InnFocus (InnFocus Inc, Miami, FL)

Currently in the final phases of FDA approval, InnFocus is a small microscopic tube inserted through a surgically created scleral flap, shunting aqueous fluid from the anterior chamber to the subconjunctival space. It is implanted via conjunctival and Tenon dissection (ab externo), with formation of a diffuse bleb that extends posteriorly. Preliminary data discussed by several investigators show a mean IOP reduction of approximately 10 mmHg from preoperative baseline, half of which occurred in the initial postoperative period (3). There are risks of bleb-related infection, leaks, and fibrosis, and – as with any glaucoma surgery – hypotony is a potential complication.

Mighty MIGS?

The options for MIGS have increased exponentially over the years because of their numerous potential benefits over conservative treatment (eye drops) and more aggressive surgical options, such as trabeculectomy or tube shunts. MIGS procedures, along with advances in laser technology – for example, SLT, micropulse cyclophotocoagulation – could conceivably move to the forefront in glaucoma management because of their excellent safety and efficacy profile, as well as patient convenience. They provide a viable venue for earlier, long-term intervention for glaucoma with less need for strict patient adherence, and can be done concurrently with cataract surgery, reducing patient costs and operative/anesthesia risks. 
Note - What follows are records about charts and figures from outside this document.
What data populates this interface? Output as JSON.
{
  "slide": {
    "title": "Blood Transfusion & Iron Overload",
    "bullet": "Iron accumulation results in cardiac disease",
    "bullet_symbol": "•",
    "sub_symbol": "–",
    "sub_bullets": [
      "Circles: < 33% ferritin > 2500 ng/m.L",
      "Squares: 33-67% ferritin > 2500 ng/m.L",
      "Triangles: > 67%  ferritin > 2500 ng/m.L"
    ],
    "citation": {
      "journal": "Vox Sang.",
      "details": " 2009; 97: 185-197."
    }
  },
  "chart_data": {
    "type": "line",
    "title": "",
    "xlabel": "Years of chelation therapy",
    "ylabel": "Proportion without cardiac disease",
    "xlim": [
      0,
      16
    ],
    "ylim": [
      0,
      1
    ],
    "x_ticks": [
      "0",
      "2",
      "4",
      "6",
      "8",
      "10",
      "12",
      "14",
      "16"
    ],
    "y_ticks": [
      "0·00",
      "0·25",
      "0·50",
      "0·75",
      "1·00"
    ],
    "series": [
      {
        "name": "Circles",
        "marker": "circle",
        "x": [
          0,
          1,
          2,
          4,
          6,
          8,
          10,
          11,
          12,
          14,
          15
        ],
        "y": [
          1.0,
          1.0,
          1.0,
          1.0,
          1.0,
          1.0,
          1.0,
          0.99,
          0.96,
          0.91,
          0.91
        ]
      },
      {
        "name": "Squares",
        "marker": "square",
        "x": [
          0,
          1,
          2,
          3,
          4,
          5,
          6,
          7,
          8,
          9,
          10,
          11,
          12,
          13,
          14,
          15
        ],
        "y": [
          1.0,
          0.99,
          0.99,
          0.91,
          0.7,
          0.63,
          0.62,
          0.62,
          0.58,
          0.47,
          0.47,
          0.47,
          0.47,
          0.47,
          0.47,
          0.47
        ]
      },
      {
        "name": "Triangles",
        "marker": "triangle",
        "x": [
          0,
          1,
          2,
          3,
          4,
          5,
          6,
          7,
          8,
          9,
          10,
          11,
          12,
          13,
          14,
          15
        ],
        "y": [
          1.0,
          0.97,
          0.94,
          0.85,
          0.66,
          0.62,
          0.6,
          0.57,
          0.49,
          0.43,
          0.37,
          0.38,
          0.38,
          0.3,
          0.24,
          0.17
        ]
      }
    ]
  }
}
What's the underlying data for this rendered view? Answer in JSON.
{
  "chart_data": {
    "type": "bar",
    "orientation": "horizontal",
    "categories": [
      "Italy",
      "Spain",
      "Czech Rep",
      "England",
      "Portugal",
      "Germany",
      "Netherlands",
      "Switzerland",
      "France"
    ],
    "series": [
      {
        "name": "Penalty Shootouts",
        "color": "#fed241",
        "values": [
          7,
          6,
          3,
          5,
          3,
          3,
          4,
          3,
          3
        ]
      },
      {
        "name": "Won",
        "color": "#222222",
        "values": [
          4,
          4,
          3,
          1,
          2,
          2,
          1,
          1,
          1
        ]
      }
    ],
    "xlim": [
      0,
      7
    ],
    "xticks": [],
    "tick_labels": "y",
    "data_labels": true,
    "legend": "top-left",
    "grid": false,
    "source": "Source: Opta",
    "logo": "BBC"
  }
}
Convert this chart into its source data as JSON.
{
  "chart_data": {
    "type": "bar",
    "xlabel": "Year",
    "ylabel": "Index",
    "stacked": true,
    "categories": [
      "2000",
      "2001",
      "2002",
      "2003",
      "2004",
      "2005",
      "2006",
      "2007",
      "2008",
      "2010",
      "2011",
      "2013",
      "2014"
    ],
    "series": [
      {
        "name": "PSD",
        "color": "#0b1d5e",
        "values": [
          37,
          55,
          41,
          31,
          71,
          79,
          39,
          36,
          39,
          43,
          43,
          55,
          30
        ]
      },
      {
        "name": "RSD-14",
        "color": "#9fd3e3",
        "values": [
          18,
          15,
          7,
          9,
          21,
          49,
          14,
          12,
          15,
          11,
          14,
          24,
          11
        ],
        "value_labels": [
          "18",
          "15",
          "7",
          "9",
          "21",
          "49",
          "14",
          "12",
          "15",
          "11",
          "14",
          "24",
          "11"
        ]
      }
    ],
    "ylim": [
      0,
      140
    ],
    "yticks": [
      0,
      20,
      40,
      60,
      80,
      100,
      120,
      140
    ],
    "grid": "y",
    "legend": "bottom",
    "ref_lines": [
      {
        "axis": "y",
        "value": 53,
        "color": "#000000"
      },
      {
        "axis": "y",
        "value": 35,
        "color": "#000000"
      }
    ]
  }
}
There is no shortage of options in this growing sector of glaucoma treatment. Although comparisons between several MIGS devices and trabeculectomy do appear in the literature, more comparative head-to-head clinical studies between different MIGS devices need to be performed. Such comparison will better address the pros and cons of each option to better guide surgical management and patient selection. Though clinical trials are underway, the data points and investigation methods are not uniform, making definitive conclusions about the utility of each difficult. Standardized, universal evaluation of each of these devices and procedures needs to be devised and implemented, including the following criteria: 

• Safety endpoint
• frequency of complications
• types of adverse events
• Efficacy end points
• complexity of surgical technique
• scope of tissue manipulation
• reduction in IOP
• reduction in medications
• Guidelines for patient eligibility and contraindications
• preoperative clinical examination
• severity and type of glaucoma
• number of preoperative glaucomatous drops
• prior failure of surgical/medical treatment

Glaucoma specialists and general ophthalmologists alike should collaborate to develop a framework that details when MIGS approaches are suitable – and for whom. Nevertheless, the growing myriad of options is promising; together, they represent a whole new world of possibility in interventional glaucoma.